Yeltsin, speaking after a weekend meeting with Gorbachev, said that, for the first time, the central government has agreed to initially negotiate the key issues of how to share the country’s vast wealth and to manage its economy--and only then to tackle how to restructure the Soviet Union and realign relations among the republics and between them and Moscow.
“We experienced pressure until yesterday (Sunday),” Yeltsin told a commission drafting a new Russian constitution. “That pressure was aimed at making us sign a union treaty first and settle all other issues later. . . . We could not accept that, and we won’t.”
But he and Gorbachev had agreed, first in two hours of one-on-one talks and then in another three hours of talks with their prime ministers, that parallel Soviet and Russian commissions would be established to settle the division of powers between the central and republic governments, the ownership of industrial enterprises and the use of natural resources.

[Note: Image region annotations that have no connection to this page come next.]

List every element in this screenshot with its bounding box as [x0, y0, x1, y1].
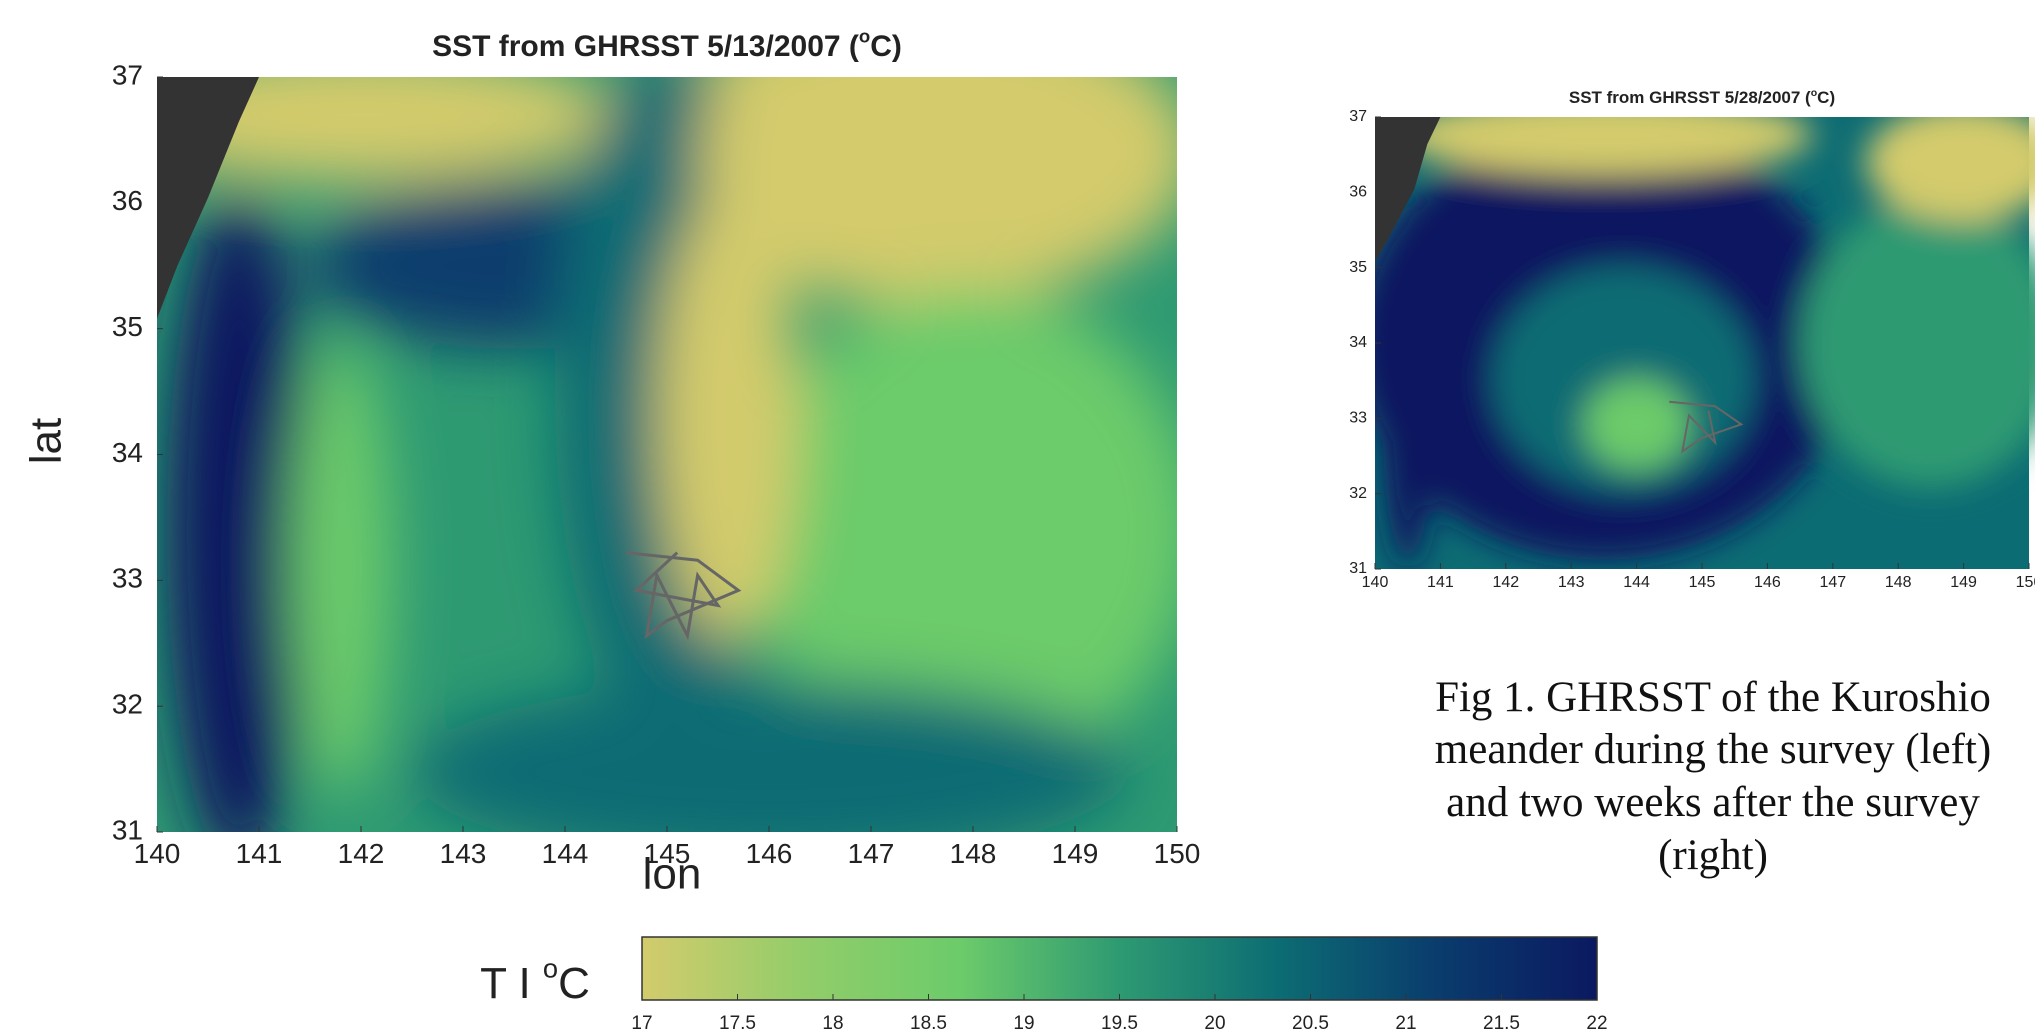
colorbar-label-part: C: [558, 959, 590, 1008]
x-tick-label: 150: [2016, 574, 2035, 591]
x-tick-label: 143: [440, 838, 487, 869]
y-tick-label: 31: [1349, 560, 1367, 577]
colorbar-tick-label: 19: [1013, 1013, 1034, 1032]
land: [157, 77, 259, 319]
chart-title-part: C): [1817, 88, 1835, 107]
x-tick-label: 147: [1819, 574, 1846, 591]
x-tick-label: 145: [644, 838, 691, 869]
x-tick-label: 143: [1558, 574, 1585, 591]
colorbar-tick-label: 17: [631, 1013, 652, 1032]
y-tick-label: 36: [1349, 184, 1367, 201]
colorbar-tick-label: 17.5: [719, 1013, 756, 1032]
y-tick-label: 37: [112, 59, 143, 90]
colorbar-tick-label: 18.5: [910, 1013, 947, 1032]
y-tick-label: 35: [112, 311, 143, 342]
y-tick-label: 36: [112, 185, 143, 216]
colorbar-tick-label: 18: [822, 1013, 843, 1032]
y-tick-label: 34: [112, 437, 143, 468]
x-tick-label: 150: [1154, 838, 1201, 869]
sst-blob: [656, 190, 800, 644]
sst-blob: [1381, 207, 1434, 569]
caption-line: and two weeks after the survey: [1446, 779, 1980, 826]
ship-track: [1669, 400, 1744, 454]
caption: Fig 1. GHRSST of the Kuroshio meander du…: [1435, 674, 1991, 879]
map-image: [1375, 117, 2035, 569]
sst-blob: [157, 77, 616, 183]
sst-field: [157, 77, 1177, 832]
x-tick-label: 140: [1362, 574, 1389, 591]
sst-blob: [748, 288, 1177, 772]
colorbar-tick-label: 20.5: [1292, 1013, 1329, 1032]
x-tick-label: 140: [134, 838, 181, 869]
chart-title: SST from GHRSST 5/13/2007 (oC): [432, 25, 902, 63]
x-tick-label: 145: [1689, 574, 1716, 591]
chart-title: SST from GHRSST 5/28/2007 (oC): [1569, 87, 1835, 108]
sst-blob: [412, 681, 1126, 832]
sst-blob: [1394, 117, 1814, 176]
x-tick-label: 144: [542, 838, 589, 869]
x-tick-label: 149: [1052, 838, 1099, 869]
x-tick-label: 147: [848, 838, 895, 869]
y-tick-label: 32: [112, 689, 143, 720]
y-tick-label: 35: [1349, 259, 1367, 276]
caption-line: meander during the survey (left): [1435, 726, 1991, 773]
y-tick-label: 33: [112, 563, 143, 594]
chart-title-part: o: [859, 25, 870, 46]
sst-blob: [289, 341, 392, 795]
x-tick-label: 141: [236, 838, 283, 869]
x-tick-label: 146: [1754, 574, 1781, 591]
sst-blob: [1584, 379, 1689, 470]
x-axis-label: lon: [643, 850, 702, 899]
colorbar-tick-label: 20: [1204, 1013, 1225, 1032]
colorbar-tick-label: 19.5: [1101, 1013, 1138, 1032]
colorbar-label-part: o: [543, 953, 558, 984]
chart-title-part: C): [870, 30, 902, 63]
y-tick-label: 37: [1349, 108, 1367, 125]
sst-blob: [1492, 266, 1755, 493]
map-image: [157, 77, 1177, 832]
colorbar: [641, 936, 1598, 1001]
colorbar-tick-label: 22: [1586, 1013, 1607, 1032]
x-tick-label: 149: [1950, 574, 1977, 591]
y-axis-label: lat: [22, 418, 71, 464]
x-tick-label: 142: [1492, 574, 1519, 591]
sst-blob: [1800, 198, 2035, 488]
x-tick-label: 144: [1623, 574, 1650, 591]
colorbar-label-part: T I: [480, 959, 543, 1008]
y-tick-label: 31: [112, 814, 143, 845]
colorbar-tick-label: 21: [1395, 1013, 1416, 1032]
colorbar-tick-label: 21.5: [1483, 1013, 1520, 1032]
land: [1375, 117, 1441, 262]
chart-title-part: SST from GHRSST 5/28/2007 (: [1569, 88, 1811, 107]
y-tick-label: 33: [1349, 410, 1367, 427]
caption-line: (right): [1658, 832, 1768, 879]
x-tick-label: 146: [746, 838, 793, 869]
chart-title-part: o: [1811, 87, 1818, 99]
sst-blob: [697, 77, 882, 244]
caption-line: Fig 1. GHRSST of the Kuroshio: [1435, 674, 1991, 721]
x-tick-label: 142: [338, 838, 385, 869]
y-tick-label: 32: [1349, 485, 1367, 502]
sst-blob: [1865, 117, 2035, 221]
x-tick-label: 148: [950, 838, 997, 869]
ship-track: [626, 551, 742, 641]
sst-field: [1375, 117, 2035, 569]
colorbar-label: T I oC: [480, 953, 590, 1008]
chart-title-part: SST from GHRSST 5/13/2007 (: [432, 30, 859, 63]
x-tick-label: 141: [1427, 574, 1454, 591]
x-tick-label: 148: [1885, 574, 1912, 591]
sst-blob: [167, 190, 310, 832]
y-tick-label: 34: [1349, 334, 1367, 351]
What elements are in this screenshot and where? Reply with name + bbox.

The commissions would also discuss changes in the banking system, state finances and economic management. They would then work together on drafting the new union treaty, which Yeltsin said could be ready by the end of the year.

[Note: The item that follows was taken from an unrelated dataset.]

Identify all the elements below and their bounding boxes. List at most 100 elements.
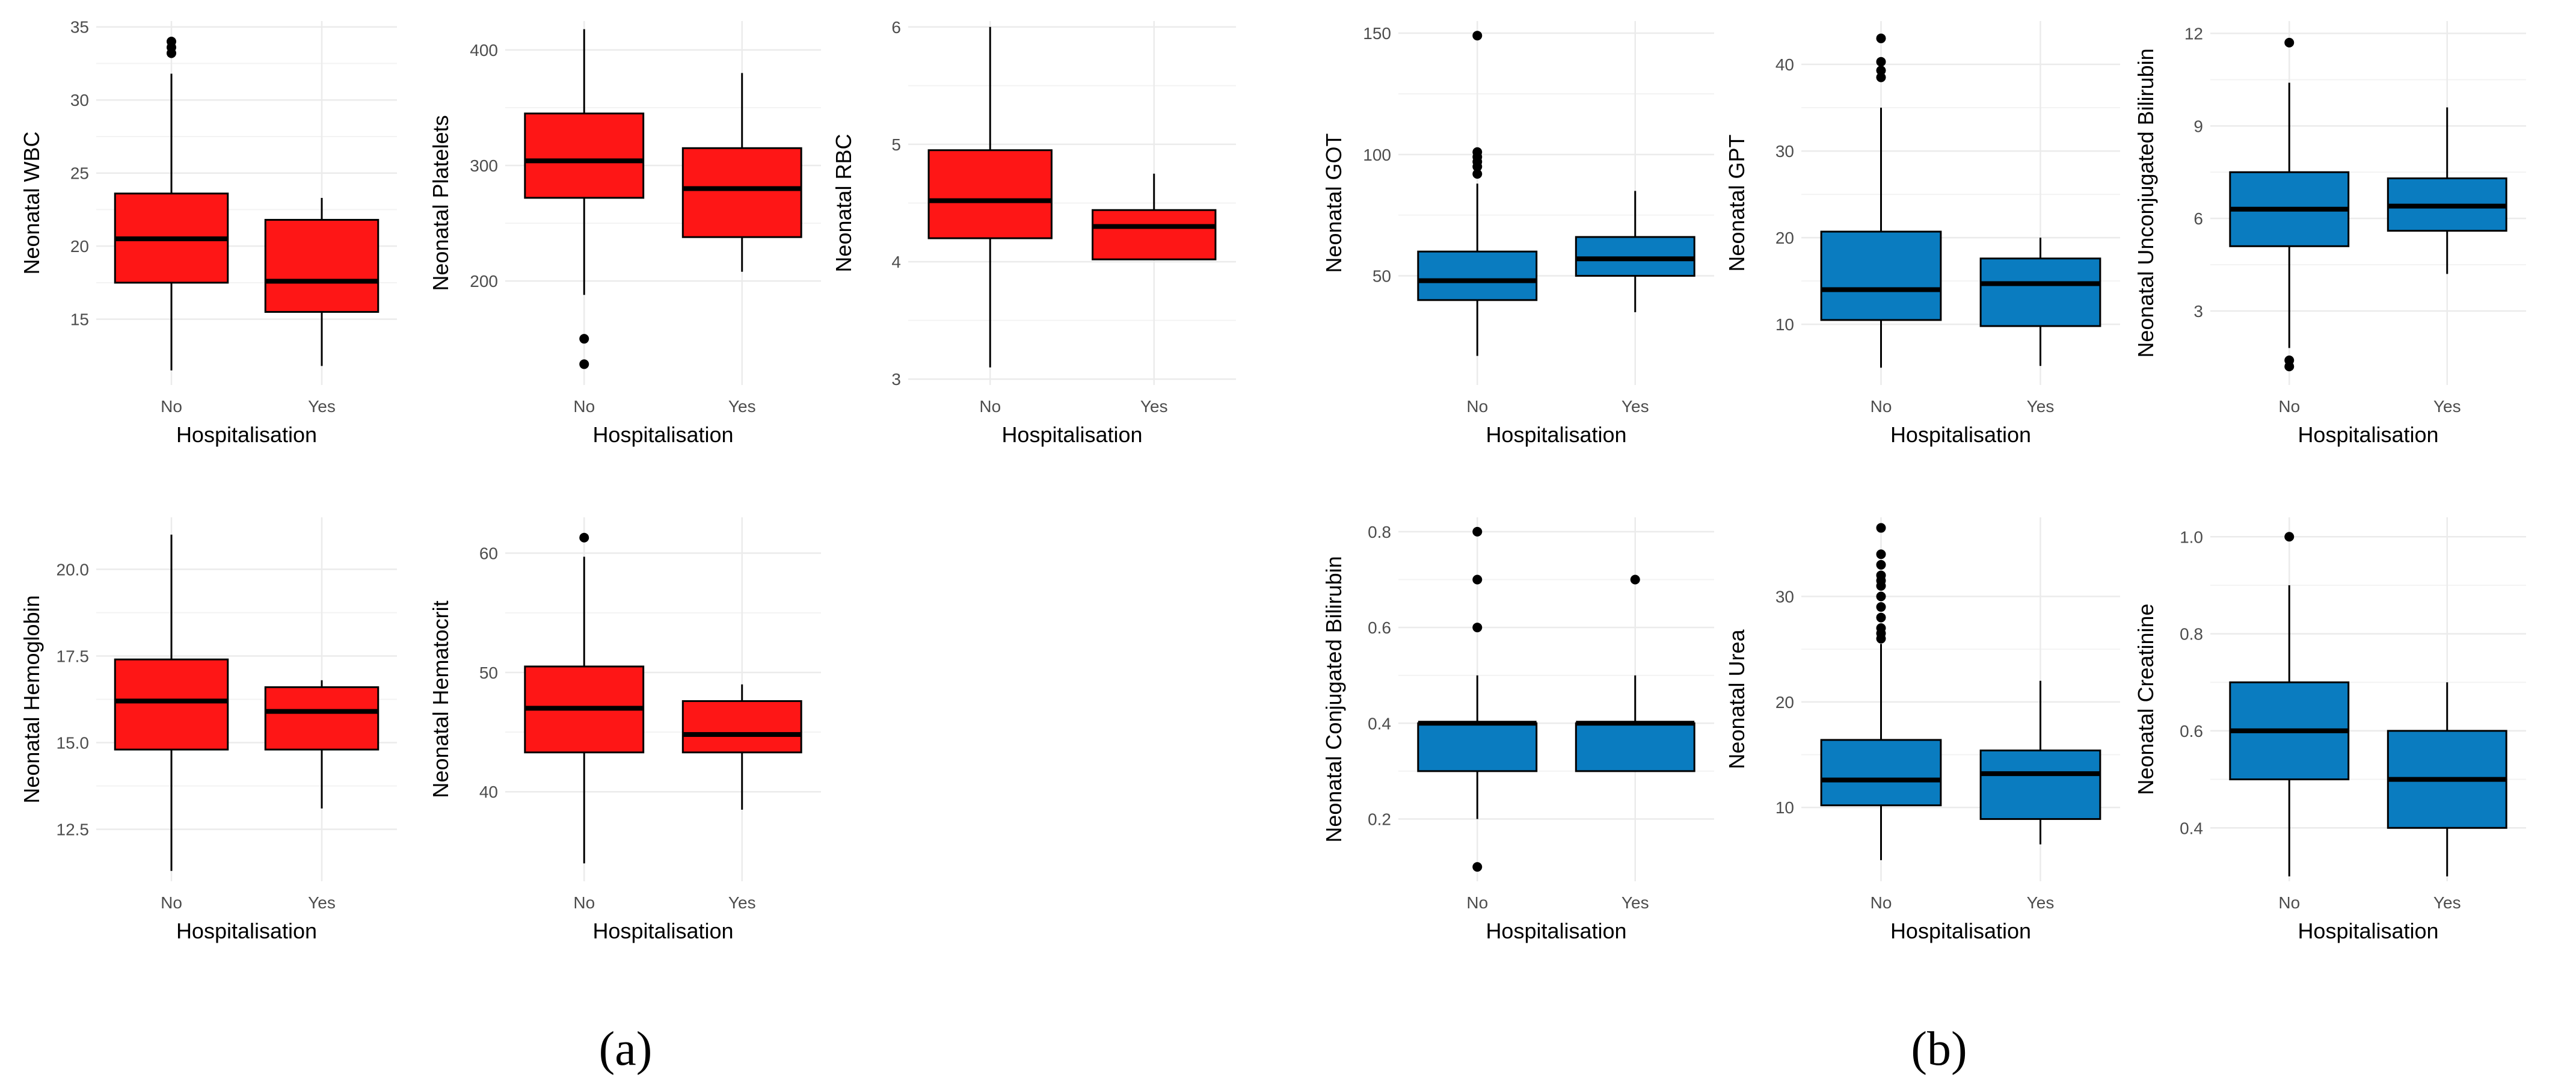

“The document delimiting functions (of the central and Russian governments) will serve as the basis for the federal treaty,” Yeltsin said.
But no treaty would be signed before there were also agreements on sharing of natural resources--including oil, natural gas and gold--and on management of the banking system and financing of the central budget.
As outlined by Yeltsin, the understanding reached with Gorbachev could help end the prolonged impasse exacerbating the country’s triple crisis: economic disintegration virtually unchecked by any reforms; breakup of the Soviet Union as a centralized state, and the inability of the present political situation to resolve these and other issues.
Gorbachev has not commented on his discussions Sunday with Yeltsin, but it was he who approached the Russian populist after a political meeting last week and proposed the Kremlin talks.
The official Soviet news agency Tass described the talks between the two men as “businesslike and principled.”
Although much negotiation lies ahead, Gorbachev appears to have made significant concessions in agreeing that the constituent republics can work out in advance the terms on which they remain in Soviet Union and in recognizing that they have a right, which takes precedence over the claims of the central government, to the resources and enterprises on their territory.
Yeltsin, in return, committed himself and Russia to the Soviet Union and against its breakup. “I am for a strong union and union treaty,” Yeltsin said Monday, denying suggestions made in the conservative press that he was attempting to dismantle the Soviet Union even at the risk of civil war.
Whether this will end the feuding between Gorbachev and Yeltsin is uncertain, but the two appear to understand that they need each other. “The two leaders seem to be ‘doomed’ to cooperation, irrespective of their personal likes and dislikes and their political rivalry,” a political analyst for Tass wrote Monday.
An alliance formed in early August collapsed last month amid angry recriminations after Gorbachev refused to proceed with radical economic reforms as agreed to with Yeltsin, who strongly favored a 500-day “forced march” to develop a market economy.
But Yeltsin found that Russia could not proceed alone or carry out even modest economic reforms without resolving what the central government owns and what belongs to the republic as well as without agreeing about whose laws take precedence.
“A clear-cut distribution of powers between the center and the republics, above all Russia, would be the first step toward eliminating the vacuum of power at various levels,” Tass commentator Andrei Orlov wrote. “It would help remove the dangerous uncertain in relations with other countries and give a fresh impetus to economic reforms.”